Other districts, such as East Meadow, outlined in their reopening plans a schedule to have students at the elementary schools return full time. East Meadow students in grades K-2 returned to school every day on Sept. 8. The district has plans for students in grades 3-5 to report to school every day starting Oct. 5.

Of course, other districts, such as Garden City, had all elementary school-age students return full-time from the first day of school.

Although districts have been reporting positive cases, including two at John J. Daly Elementary School in Port Washington, the infection rates have remained low. As of Thursday, there have been five total positive cases in the Port Washington district and three in the Smithtown district.

"It doesn’t make me pause at all," Hynes said of the two cases at the elementary school in his district. "I think it highlights the fact that we are doing everything the right way."

After the two cases were reported, the Nassau health department did not find it necessary to temporarily close the building, but Hynes did so anyway, he said. "We closed just to be more proactive and make sure we cleaned everything more than what we’re already doing, which is a vast amount," he said.
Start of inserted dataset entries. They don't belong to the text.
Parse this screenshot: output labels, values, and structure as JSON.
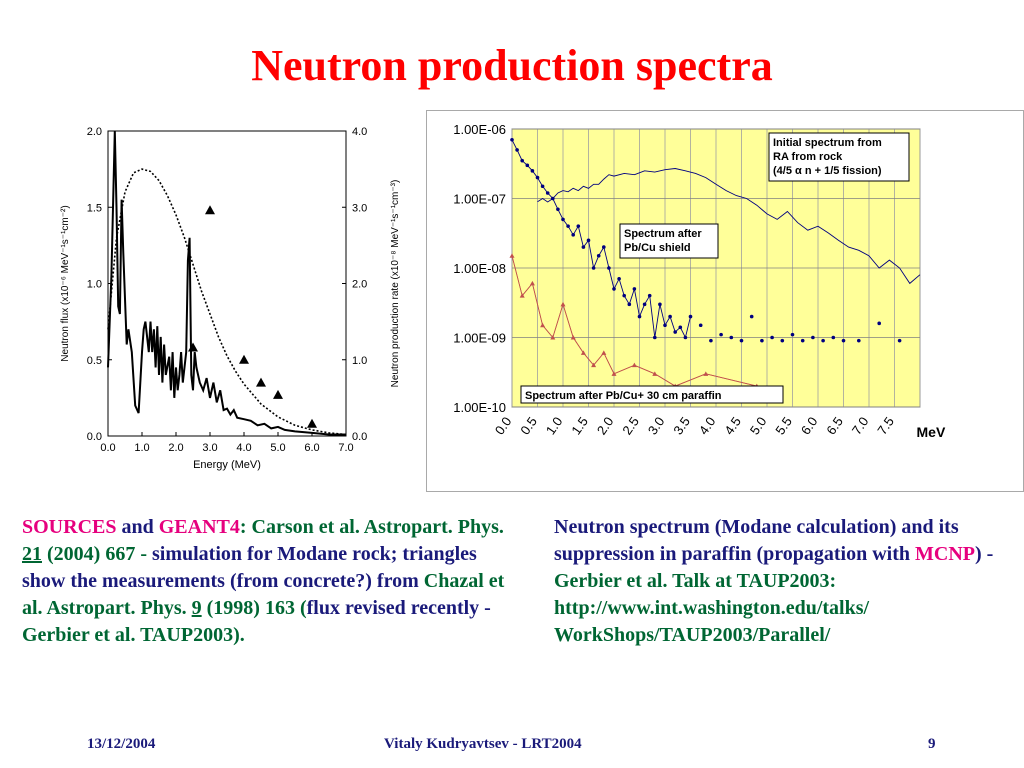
{
  "slide": {
    "title": "Neutron production spectra",
    "footer": {
      "date": "13/12/2004",
      "author": "Vitaly Kudryavtsev - LRT2004",
      "page": "9"
    }
  },
  "captions": {
    "left": {
      "sources": "SOURCES",
      "and": " and ",
      "geant4": "GEANT4",
      "text1": ": Carson et al. Astropart. Phys. ",
      "vol1": "21",
      "text2": " (2004) 667 - ",
      "simulation": "simulation for Modane rock; triangles show the measurements (from concrete?) from",
      "text3": " Chazal et al. Astropart. Phys. ",
      "vol2": "9",
      "text4": " (1998) 163 (",
      "flux": "flux revised recently - ",
      "text5": "Gerbier et al. TAUP2003)."
    },
    "right": {
      "text1": "Neutron spectrum (Modane calculation) and its suppression in paraffin (propagation with ",
      "mcnp": "MCNP",
      "text2": ") - ",
      "text3": "Gerbier et al. Talk at TAUP2003: http://www.int.washington.edu/talks/ WorkShops/TAUP2003/Parallel/"
    }
  },
  "chart_data": [
    {
      "type": "line",
      "xlabel": "Energy (MeV)",
      "ylabel_left": "Neutron flux (x10⁻⁶ MeV⁻¹s⁻¹cm⁻²)",
      "ylabel_right": "Neutron production rate (x10⁻⁸ MeV⁻¹s⁻¹cm⁻³)",
      "xlim": [
        0,
        7
      ],
      "ylim_left": [
        0,
        2
      ],
      "ylim_right": [
        0,
        4
      ],
      "x_ticks": [
        "0.0",
        "1.0",
        "2.0",
        "3.0",
        "4.0",
        "5.0",
        "6.0",
        "7.0"
      ],
      "y_ticks_left": [
        "0.0",
        "0.5",
        "1.0",
        "1.5",
        "2.0"
      ],
      "y_ticks_right": [
        "0.0",
        "1.0",
        "2.0",
        "3.0",
        "4.0"
      ],
      "series": [
        {
          "style": "solid",
          "axis": "left",
          "points": [
            [
              0,
              0.45
            ],
            [
              0.1,
              1.05
            ],
            [
              0.2,
              2.0
            ],
            [
              0.25,
              1.5
            ],
            [
              0.3,
              0.85
            ],
            [
              0.35,
              0.8
            ],
            [
              0.4,
              1.55
            ],
            [
              0.45,
              1.2
            ],
            [
              0.5,
              0.9
            ],
            [
              0.55,
              0.6
            ],
            [
              0.6,
              0.7
            ],
            [
              0.7,
              0.55
            ],
            [
              0.8,
              0.2
            ],
            [
              0.9,
              0.15
            ],
            [
              1.0,
              0.55
            ],
            [
              1.05,
              0.7
            ],
            [
              1.1,
              0.75
            ],
            [
              1.2,
              0.55
            ],
            [
              1.25,
              0.75
            ],
            [
              1.3,
              0.55
            ],
            [
              1.35,
              0.7
            ],
            [
              1.4,
              0.45
            ],
            [
              1.45,
              0.72
            ],
            [
              1.5,
              0.4
            ],
            [
              1.55,
              0.65
            ],
            [
              1.6,
              0.35
            ],
            [
              1.65,
              0.6
            ],
            [
              1.7,
              0.4
            ],
            [
              1.8,
              0.52
            ],
            [
              1.85,
              0.3
            ],
            [
              1.9,
              0.55
            ],
            [
              1.95,
              0.25
            ],
            [
              2.0,
              0.45
            ],
            [
              2.05,
              0.3
            ],
            [
              2.1,
              0.4
            ],
            [
              2.15,
              0.55
            ],
            [
              2.2,
              0.35
            ],
            [
              2.3,
              0.55
            ],
            [
              2.35,
              1.15
            ],
            [
              2.4,
              1.3
            ],
            [
              2.45,
              0.4
            ],
            [
              2.5,
              0.3
            ],
            [
              2.55,
              0.55
            ],
            [
              2.6,
              0.45
            ],
            [
              2.7,
              0.35
            ],
            [
              2.8,
              0.3
            ],
            [
              2.9,
              0.38
            ],
            [
              3.0,
              0.25
            ],
            [
              3.1,
              0.35
            ],
            [
              3.2,
              0.22
            ],
            [
              3.3,
              0.3
            ],
            [
              3.4,
              0.17
            ],
            [
              3.5,
              0.18
            ],
            [
              3.6,
              0.14
            ],
            [
              3.7,
              0.17
            ],
            [
              3.8,
              0.12
            ],
            [
              4.0,
              0.11
            ],
            [
              4.2,
              0.1
            ],
            [
              4.4,
              0.07
            ],
            [
              4.6,
              0.08
            ],
            [
              4.8,
              0.05
            ],
            [
              5.0,
              0.06
            ],
            [
              5.2,
              0.04
            ],
            [
              5.5,
              0.03
            ],
            [
              6.0,
              0.02
            ],
            [
              6.5,
              0.01
            ],
            [
              7.0,
              0.01
            ]
          ]
        },
        {
          "style": "dotted",
          "axis": "right",
          "points": [
            [
              0,
              1.4
            ],
            [
              0.25,
              2.6
            ],
            [
              0.5,
              3.2
            ],
            [
              0.75,
              3.45
            ],
            [
              1.0,
              3.5
            ],
            [
              1.25,
              3.47
            ],
            [
              1.5,
              3.35
            ],
            [
              1.75,
              3.15
            ],
            [
              2.0,
              2.9
            ],
            [
              2.25,
              2.6
            ],
            [
              2.5,
              2.25
            ],
            [
              2.75,
              1.9
            ],
            [
              3.0,
              1.6
            ],
            [
              3.25,
              1.3
            ],
            [
              3.5,
              1.05
            ],
            [
              3.75,
              0.85
            ],
            [
              4.0,
              0.68
            ],
            [
              4.5,
              0.42
            ],
            [
              5.0,
              0.25
            ],
            [
              5.5,
              0.14
            ],
            [
              6.0,
              0.08
            ],
            [
              6.5,
              0.04
            ],
            [
              7.0,
              0.02
            ]
          ]
        },
        {
          "style": "triangles",
          "axis": "left",
          "points": [
            [
              3.0,
              1.48
            ],
            [
              2.5,
              0.58
            ],
            [
              4.0,
              0.5
            ],
            [
              4.5,
              0.35
            ],
            [
              5.0,
              0.27
            ],
            [
              6.0,
              0.08
            ]
          ]
        }
      ]
    },
    {
      "type": "line",
      "xlabel": "MeV",
      "yscale": "log",
      "ylim": [
        1e-10,
        1e-06
      ],
      "xlim": [
        0,
        8
      ],
      "y_ticks": [
        "1.00E-06",
        "1.00E-07",
        "1.00E-08",
        "1.00E-09",
        "1.00E-10"
      ],
      "x_ticks": [
        "0.0",
        "0.5",
        "1.0",
        "1.5",
        "2.0",
        "2.5",
        "3.0",
        "3.5",
        "4.0",
        "4.5",
        "5.0",
        "5.5",
        "6.0",
        "6.5",
        "7.0",
        "7.5"
      ],
      "background": "#ffff99",
      "annotations": [
        "Initial spectrum from RA from rock (4/5 α n + 1/5 fission)",
        "Spectrum after Pb/Cu shield",
        "Spectrum after Pb/Cu+ 30 cm paraffin"
      ],
      "series": [
        {
          "color": "#000080",
          "x": [
            0.5,
            0.6,
            0.7,
            0.8,
            0.9,
            1.0,
            1.1,
            1.2,
            1.3,
            1.4,
            1.5,
            1.6,
            1.7,
            1.8,
            1.9,
            2.0,
            2.2,
            2.4,
            2.6,
            2.8,
            3.0,
            3.2,
            3.4,
            3.6,
            3.8,
            4.0,
            4.2,
            4.4,
            4.6,
            4.8,
            5.0,
            5.2,
            5.4,
            5.6,
            5.8,
            6.0,
            6.2,
            6.4,
            6.6,
            6.8,
            7.0,
            7.2,
            7.4,
            7.6,
            7.8,
            8.0
          ],
          "y": [
            9e-08,
            1e-07,
            8.9e-08,
            1e-07,
            1.2e-07,
            1.3e-07,
            1.25e-07,
            1.4e-07,
            1.3e-07,
            1.5e-07,
            1.4e-07,
            1.6e-07,
            1.6e-07,
            1.9e-07,
            2.2e-07,
            2.1e-07,
            2.3e-07,
            2.2e-07,
            2.5e-07,
            2.4e-07,
            2.6e-07,
            2.7e-07,
            2.5e-07,
            2.3e-07,
            2e-07,
            1.6e-07,
            1.3e-07,
            1.1e-07,
            1e-07,
            8e-08,
            6e-08,
            5e-08,
            6.5e-08,
            4.5e-08,
            3.5e-08,
            4e-08,
            3.2e-08,
            2.5e-08,
            2e-08,
            1.8e-08,
            1.5e-08,
            1e-08,
            1.3e-08,
            1e-08,
            6e-09,
            8e-09
          ]
        },
        {
          "color": "#000080",
          "marker": "dot",
          "x": [
            0,
            0.1,
            0.2,
            0.3,
            0.4,
            0.5,
            0.6,
            0.7,
            0.8,
            0.9,
            1.0,
            1.1,
            1.2,
            1.3,
            1.4,
            1.5,
            1.6,
            1.7,
            1.8,
            1.9,
            2.0,
            2.1,
            2.2,
            2.3,
            2.4,
            2.5,
            2.6,
            2.7,
            2.8,
            2.9,
            3.0,
            3.1,
            3.2,
            3.3,
            3.4,
            3.5
          ],
          "y": [
            7e-07,
            5e-07,
            3.5e-07,
            3e-07,
            2.5e-07,
            2e-07,
            1.5e-07,
            1.2e-07,
            1e-07,
            7e-08,
            5e-08,
            4e-08,
            3e-08,
            4e-08,
            2e-08,
            2.5e-08,
            1e-08,
            1.5e-08,
            2e-08,
            1e-08,
            5e-09,
            7e-09,
            4e-09,
            3e-09,
            5e-09,
            2e-09,
            3e-09,
            4e-09,
            1e-09,
            3e-09,
            1.5e-09,
            2e-09,
            1.2e-09,
            1.4e-09,
            1e-09,
            2e-09
          ]
        },
        {
          "color": "#000080",
          "marker": "dot",
          "x": [
            3.7,
            3.9,
            4.1,
            4.3,
            4.5,
            4.7,
            4.9,
            5.1,
            5.3,
            5.5,
            5.7,
            5.9,
            6.1,
            6.3,
            6.5,
            6.8,
            7.2,
            7.6
          ],
          "y": [
            1.5e-09,
            9e-10,
            1.1e-09,
            1e-09,
            9e-10,
            2e-09,
            9e-10,
            1e-09,
            9e-10,
            1.1e-09,
            9e-10,
            1e-09,
            9e-10,
            1e-09,
            9e-10,
            9e-10,
            1.6e-09,
            9e-10
          ]
        },
        {
          "color": "#c0504d",
          "marker": "triangle",
          "x": [
            0.0,
            0.2,
            0.4,
            0.6,
            0.8,
            1.0,
            1.2,
            1.4,
            1.6,
            1.8,
            2.0,
            2.4,
            2.8,
            3.2,
            3.8,
            4.8
          ],
          "y": [
            1.5e-08,
            4e-09,
            6e-09,
            1.5e-09,
            1e-09,
            3e-09,
            1e-09,
            6e-10,
            4e-10,
            6e-10,
            3e-10,
            4e-10,
            3e-10,
            2e-10,
            3e-10,
            2e-10
          ]
        }
      ]
    }
  ]
}
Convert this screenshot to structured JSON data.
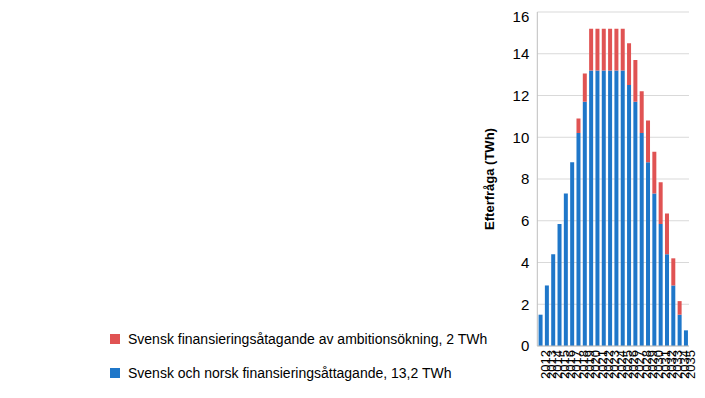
{
  "chart_data": {
    "type": "bar",
    "stacked": true,
    "grid": true,
    "legend": "bottom",
    "ylabel": "Efterfråga (TWh)",
    "categories": [
      "2012",
      "2013",
      "2014",
      "2015",
      "2016",
      "2017",
      "2018",
      "2019",
      "2020",
      "2021",
      "2022",
      "2023",
      "2024",
      "2025",
      "2026",
      "2027",
      "2028",
      "2029",
      "2030",
      "2031",
      "2032",
      "2033",
      "2034",
      "2035"
    ],
    "ylim": [
      0,
      16
    ],
    "yticks": [
      0,
      2,
      4,
      6,
      8,
      10,
      12,
      14,
      16
    ],
    "series": [
      {
        "name": "Svensk och norsk finansieringsåttagande, 13,2 TWh",
        "color": "#1f77c9",
        "values": [
          1.5,
          2.9,
          4.4,
          5.85,
          7.3,
          8.8,
          10.2,
          11.7,
          13.2,
          13.2,
          13.2,
          13.2,
          13.2,
          13.2,
          12.5,
          11.7,
          10.2,
          8.8,
          7.3,
          5.85,
          4.4,
          2.9,
          1.5,
          0.75
        ]
      },
      {
        "name": "Svensk finansieringsåtagande av ambitionsökning, 2 TWh",
        "color": "#e05353",
        "values": [
          0,
          0,
          0,
          0,
          0,
          0,
          0.7,
          1.35,
          2.0,
          2.0,
          2.0,
          2.0,
          2.0,
          2.0,
          2.0,
          2.0,
          2.0,
          2.0,
          2.0,
          2.0,
          1.95,
          1.3,
          0.65,
          0
        ]
      }
    ]
  }
}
In Smithtown, positive cases have surfaced at the middle school and two high schools, according to the state tracking website.

"[We] have had three weeks to hone these new procedures with an eye towards consistency and internalizing the new expectations," Secaur said. "We will also be watching the rate of COVID-19 infection and spread very closely, both locally and regionally, and the resultant impact that the infection rate may have on our ability to open fully."

Hynes said that observing students obeying the protocols has also contributed to shifting to a full return.

"The students have been incredible with their responsibilities with having to wear a mask and wash their hands," he said.

Due to the size of the buildings and population of students, Hynes said he doesn't see the middle and high schools moving to a full return any time soon. Secaur said the district is having preliminary discussions on it.

The Huntington school district will increase the number of middle and high school students returning to school starting the week of Oct. 5 by combining cohorts.

"Based on local and regional metrics and the fine job students have done in terms of wearing their masks and maintaining social distance, we are prepared to take this next step," Superintendent James Polansky said in a letter to parents.